Denver’s police chief wants people to remember each homicide – part of an uptick that began after 2019– involves a real person behind the statistic.
Chief Paul Pazen said Denver’s homicides this year – 60 as of Monday, he said – are on pace to exceed last year’s total of 96. Between 2010 and 2021 Colorado’s homicides more than tripled, from 101 to 364, according to data compiled by the Colorado Bureau of Investigation.
“I'm heartbroken with the rates of crime that we're seeing, particularly when we're talking about the homicides – the people that are killed in our communities,” he said, speaking Tuesday at a forum hosted by The Denver Gazette and Colorado Politics.
Pazen acknowledged discussing homicides in raw numbers is a departure from how reported crime statistics are usually analyzed, since they are typically put in terms of population-based rates. But he said he believes it’s an important context for homicides to humanize the statistics.
“This is what it means in real people,” he said. “Think of it as families devastated as a result of a violent crime that took a life from us.”
Among Pazen’s chief concerns about contributors to homicides are people in possession of guns illegally because of previous criminal convictions and people on court-ordered supervision who then go on to commit violent offenses.
Critics have countered that because most homicides are situational – often involving an interpersonal dispute that escalates rather than someone intentionally setting out to kill – metrics such as recidivism and repeat offenses on supervision can’t predict homicides.

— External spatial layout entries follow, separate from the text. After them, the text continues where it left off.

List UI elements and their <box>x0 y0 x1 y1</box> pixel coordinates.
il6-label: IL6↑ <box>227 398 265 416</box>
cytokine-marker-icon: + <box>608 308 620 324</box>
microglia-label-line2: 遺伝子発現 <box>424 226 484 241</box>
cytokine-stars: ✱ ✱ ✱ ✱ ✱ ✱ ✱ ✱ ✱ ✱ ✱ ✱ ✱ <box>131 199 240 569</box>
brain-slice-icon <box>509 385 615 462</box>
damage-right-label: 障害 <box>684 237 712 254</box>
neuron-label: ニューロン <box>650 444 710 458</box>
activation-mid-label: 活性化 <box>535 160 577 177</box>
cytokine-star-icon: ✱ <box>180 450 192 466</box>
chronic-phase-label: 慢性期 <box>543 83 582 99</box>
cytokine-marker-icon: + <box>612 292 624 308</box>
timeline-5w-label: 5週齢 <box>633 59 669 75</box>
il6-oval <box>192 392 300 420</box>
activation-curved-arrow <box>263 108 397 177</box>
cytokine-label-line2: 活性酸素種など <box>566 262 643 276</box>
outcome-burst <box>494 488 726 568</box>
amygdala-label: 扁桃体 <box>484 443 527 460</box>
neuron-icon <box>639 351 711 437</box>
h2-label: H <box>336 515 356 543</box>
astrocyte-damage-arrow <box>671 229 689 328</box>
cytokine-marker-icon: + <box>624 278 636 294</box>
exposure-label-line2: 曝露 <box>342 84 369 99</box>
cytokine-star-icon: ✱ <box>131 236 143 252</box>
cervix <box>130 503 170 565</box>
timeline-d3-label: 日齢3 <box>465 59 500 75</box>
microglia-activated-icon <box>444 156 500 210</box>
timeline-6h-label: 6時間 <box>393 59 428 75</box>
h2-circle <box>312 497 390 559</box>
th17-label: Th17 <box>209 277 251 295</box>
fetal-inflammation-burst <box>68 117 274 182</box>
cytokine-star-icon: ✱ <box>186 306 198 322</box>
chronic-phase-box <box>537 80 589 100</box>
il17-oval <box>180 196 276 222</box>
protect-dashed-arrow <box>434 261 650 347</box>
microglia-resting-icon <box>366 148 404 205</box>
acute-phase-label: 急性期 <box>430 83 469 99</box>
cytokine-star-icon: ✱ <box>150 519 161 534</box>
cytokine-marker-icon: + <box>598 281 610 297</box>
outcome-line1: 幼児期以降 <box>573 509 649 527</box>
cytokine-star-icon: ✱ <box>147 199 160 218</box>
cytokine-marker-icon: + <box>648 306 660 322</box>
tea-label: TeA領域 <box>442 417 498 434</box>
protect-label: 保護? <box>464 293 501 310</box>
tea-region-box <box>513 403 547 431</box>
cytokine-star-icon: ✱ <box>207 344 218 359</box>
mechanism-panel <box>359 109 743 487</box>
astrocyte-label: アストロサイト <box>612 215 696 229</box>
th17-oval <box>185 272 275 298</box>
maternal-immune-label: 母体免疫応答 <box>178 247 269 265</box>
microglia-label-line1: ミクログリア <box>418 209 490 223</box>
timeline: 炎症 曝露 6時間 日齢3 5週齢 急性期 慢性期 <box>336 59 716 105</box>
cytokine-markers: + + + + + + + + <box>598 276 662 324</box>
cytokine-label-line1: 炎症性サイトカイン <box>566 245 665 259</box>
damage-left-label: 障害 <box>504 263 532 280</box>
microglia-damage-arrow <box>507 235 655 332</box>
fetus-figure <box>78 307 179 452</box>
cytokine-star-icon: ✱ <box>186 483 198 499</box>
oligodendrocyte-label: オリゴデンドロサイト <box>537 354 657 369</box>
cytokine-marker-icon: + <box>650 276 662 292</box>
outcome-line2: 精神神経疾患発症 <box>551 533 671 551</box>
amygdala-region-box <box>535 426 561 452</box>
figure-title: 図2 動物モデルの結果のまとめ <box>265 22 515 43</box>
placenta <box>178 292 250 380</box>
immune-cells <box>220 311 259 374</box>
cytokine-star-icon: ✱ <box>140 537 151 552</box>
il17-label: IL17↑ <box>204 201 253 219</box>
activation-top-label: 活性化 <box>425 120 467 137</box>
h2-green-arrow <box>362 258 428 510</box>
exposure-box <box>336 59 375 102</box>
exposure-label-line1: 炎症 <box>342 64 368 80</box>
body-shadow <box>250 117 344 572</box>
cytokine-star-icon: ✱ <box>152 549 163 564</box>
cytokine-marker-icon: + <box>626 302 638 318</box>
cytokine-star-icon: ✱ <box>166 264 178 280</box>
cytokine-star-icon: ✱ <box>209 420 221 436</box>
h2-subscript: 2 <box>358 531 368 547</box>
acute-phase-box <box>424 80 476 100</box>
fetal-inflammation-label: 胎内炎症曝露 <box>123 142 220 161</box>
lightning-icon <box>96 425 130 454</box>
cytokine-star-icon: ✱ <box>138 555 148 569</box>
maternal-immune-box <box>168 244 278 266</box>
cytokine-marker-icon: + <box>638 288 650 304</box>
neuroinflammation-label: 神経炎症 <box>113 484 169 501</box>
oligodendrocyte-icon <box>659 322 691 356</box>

A rise in Colorado’s aggravated assaults involving guns has concerning implications for homicides, an analyst for the state’s Office of Research and Statistics in the Department of Public Safety, Jack Reed, previously told The Denver Gazette. The difference between aggravated assault – which includes non-fatal shootings – and homicide is usually pure luck of where the bullet hits, he said.
“That’s probably the one piece [of crime trends] that’s the most concerning for me,” Reed said.

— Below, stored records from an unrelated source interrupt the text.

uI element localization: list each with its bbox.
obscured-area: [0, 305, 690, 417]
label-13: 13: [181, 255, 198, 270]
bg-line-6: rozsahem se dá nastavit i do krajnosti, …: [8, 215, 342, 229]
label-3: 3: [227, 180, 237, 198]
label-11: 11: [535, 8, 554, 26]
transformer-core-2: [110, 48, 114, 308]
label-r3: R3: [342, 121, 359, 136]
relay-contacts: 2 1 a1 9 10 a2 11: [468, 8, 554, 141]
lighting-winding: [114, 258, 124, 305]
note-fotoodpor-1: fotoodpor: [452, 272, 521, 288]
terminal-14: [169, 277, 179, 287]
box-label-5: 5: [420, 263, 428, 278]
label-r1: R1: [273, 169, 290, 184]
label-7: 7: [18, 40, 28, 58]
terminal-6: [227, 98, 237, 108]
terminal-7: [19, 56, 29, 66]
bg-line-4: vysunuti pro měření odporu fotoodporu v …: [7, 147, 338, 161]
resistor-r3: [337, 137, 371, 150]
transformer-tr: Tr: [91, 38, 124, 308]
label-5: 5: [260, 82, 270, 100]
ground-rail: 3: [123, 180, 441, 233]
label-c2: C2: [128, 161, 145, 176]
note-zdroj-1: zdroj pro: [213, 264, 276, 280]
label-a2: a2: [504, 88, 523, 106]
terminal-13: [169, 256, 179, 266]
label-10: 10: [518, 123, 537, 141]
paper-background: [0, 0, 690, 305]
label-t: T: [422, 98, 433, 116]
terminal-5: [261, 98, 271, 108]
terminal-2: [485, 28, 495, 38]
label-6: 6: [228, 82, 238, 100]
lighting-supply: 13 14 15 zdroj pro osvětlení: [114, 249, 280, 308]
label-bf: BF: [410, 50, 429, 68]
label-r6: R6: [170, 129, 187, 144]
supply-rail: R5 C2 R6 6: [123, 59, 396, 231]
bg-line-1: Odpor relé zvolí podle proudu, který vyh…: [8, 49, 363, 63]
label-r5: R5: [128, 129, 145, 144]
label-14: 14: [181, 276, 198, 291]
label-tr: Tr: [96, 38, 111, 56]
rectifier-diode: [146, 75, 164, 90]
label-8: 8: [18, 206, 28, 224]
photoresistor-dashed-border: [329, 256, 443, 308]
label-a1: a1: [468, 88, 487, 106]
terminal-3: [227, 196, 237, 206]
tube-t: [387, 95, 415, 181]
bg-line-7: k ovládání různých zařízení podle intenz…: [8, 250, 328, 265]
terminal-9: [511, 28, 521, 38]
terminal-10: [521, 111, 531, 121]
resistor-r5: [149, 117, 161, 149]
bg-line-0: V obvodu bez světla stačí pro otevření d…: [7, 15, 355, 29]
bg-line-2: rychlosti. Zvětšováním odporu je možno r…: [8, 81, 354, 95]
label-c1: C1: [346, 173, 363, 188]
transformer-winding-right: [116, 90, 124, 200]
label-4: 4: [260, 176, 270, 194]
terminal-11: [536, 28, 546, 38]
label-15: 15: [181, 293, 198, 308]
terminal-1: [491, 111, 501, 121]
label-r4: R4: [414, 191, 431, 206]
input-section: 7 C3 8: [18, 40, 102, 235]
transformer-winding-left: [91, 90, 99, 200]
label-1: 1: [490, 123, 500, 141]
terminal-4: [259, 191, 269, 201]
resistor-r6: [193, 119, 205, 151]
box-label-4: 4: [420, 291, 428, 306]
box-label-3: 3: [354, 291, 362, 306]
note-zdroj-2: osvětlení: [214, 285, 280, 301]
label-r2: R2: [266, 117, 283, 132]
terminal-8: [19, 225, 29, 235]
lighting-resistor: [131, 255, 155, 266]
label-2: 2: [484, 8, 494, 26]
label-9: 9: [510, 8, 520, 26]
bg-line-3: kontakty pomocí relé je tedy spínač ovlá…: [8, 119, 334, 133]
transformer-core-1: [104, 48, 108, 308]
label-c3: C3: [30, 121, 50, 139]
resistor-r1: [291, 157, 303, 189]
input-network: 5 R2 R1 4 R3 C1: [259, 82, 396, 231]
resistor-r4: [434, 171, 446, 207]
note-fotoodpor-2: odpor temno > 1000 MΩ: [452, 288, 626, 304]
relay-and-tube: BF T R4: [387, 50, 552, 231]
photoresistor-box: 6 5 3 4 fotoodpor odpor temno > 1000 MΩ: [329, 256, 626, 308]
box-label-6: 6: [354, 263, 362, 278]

During the forum, Pazen also said police need to “do better” with community relationship building to prevent crime and to continue to develop programs meant to prevent situations from escalating.
Pazen highlighted national training programs for police focused on de-escalation. The Denver Police Department participates in Active Bystandership for Law Enforcement, a program for training police to intervene to stop harm by their fellow officers, and Integrating Communications, Assessments and Tactics. The latter is designed for situations involving people in crisis who are unarmed or armed with weapons other than guns.

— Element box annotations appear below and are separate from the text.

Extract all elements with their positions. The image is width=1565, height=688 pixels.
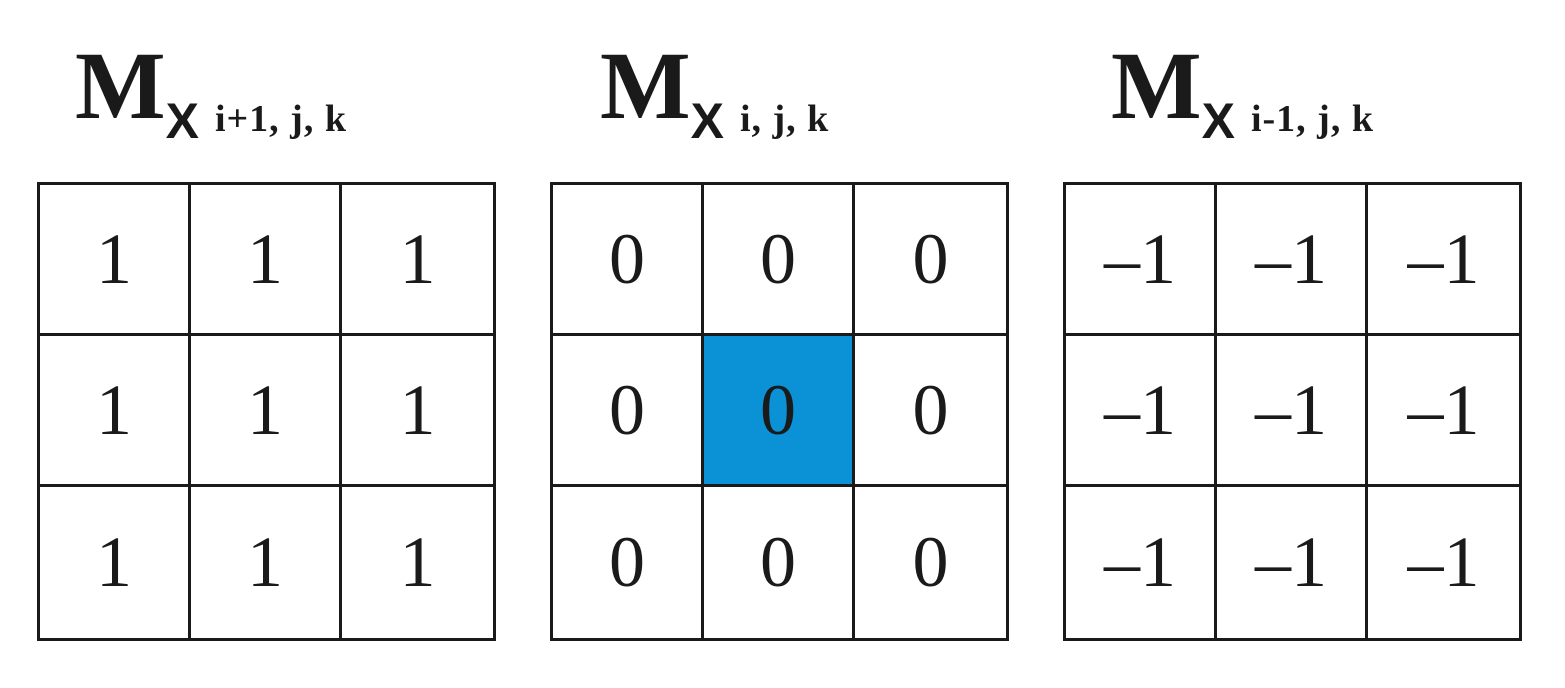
matrix-cell: –1 [1066,336,1217,487]
matrix-cell: 1 [191,336,342,487]
matrix-symbol: M [75,32,166,139]
matrix-variable: X [165,93,199,149]
matrix-cell: 1 [342,487,493,638]
matrix-cell: –1 [1066,487,1217,638]
matrix-cell: 1 [40,185,191,336]
matrix-variable: X [1201,93,1235,149]
matrix-grid: 0 0 0 0 0 0 0 0 0 [550,182,1009,641]
matrix-cell-center: 0 [704,336,855,487]
matrix-cell: –1 [1217,185,1368,336]
matrix-grid: 1 1 1 1 1 1 1 1 1 [37,182,496,641]
matrix-cell: 0 [553,336,704,487]
matrix-cell: –1 [1217,487,1368,638]
matrix-symbol: M [1111,32,1202,139]
matrix-subscript: i+1, j, k [214,98,347,140]
matrix-subscript: i-1, j, k [1250,98,1374,140]
matrix-cell: 0 [704,487,855,638]
matrix-cell: 1 [191,487,342,638]
matrix-cell: 0 [704,185,855,336]
matrix-cell: 1 [191,185,342,336]
matrix-variable: X [690,93,724,149]
matrix-subscript: i, j, k [739,98,830,140]
matrix-symbol: M [600,32,691,139]
matrix-cell: –1 [1368,487,1519,638]
matrix-cell: 1 [342,336,493,487]
matrix-grid: –1 –1 –1 –1 –1 –1 –1 –1 –1 [1063,182,1522,641]
matrix-cell: 1 [342,185,493,336]
matrix-cell: 0 [553,487,704,638]
matrix-cell: 0 [855,185,1006,336]
matrix-cell: 0 [855,487,1006,638]
matrix-cell: –1 [1368,185,1519,336]
matrix-cell: 0 [553,185,704,336]
matrix-cell: 0 [855,336,1006,487]
matrix-cell: 1 [40,336,191,487]
matrix-cell: –1 [1066,185,1217,336]
matrix-cell: –1 [1368,336,1519,487]
matrix-cell: 1 [40,487,191,638]
matrix-cell: –1 [1217,336,1368,487]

Reforms to policing should be rooted in data and evidence of their effectiveness, Pazen said.
“There are some times that we think, ‘We want this type of training.’ And then you do an evaluation on that particular training, and you find out that that training exacerbated the problem,” he said.
“So we have to look at solutions that are rooted in evidence and data, so that way we truly can get those better outcomes and work to enhance the relationship and the trust that has been fractured not only across the country, but here locally as well,” he added.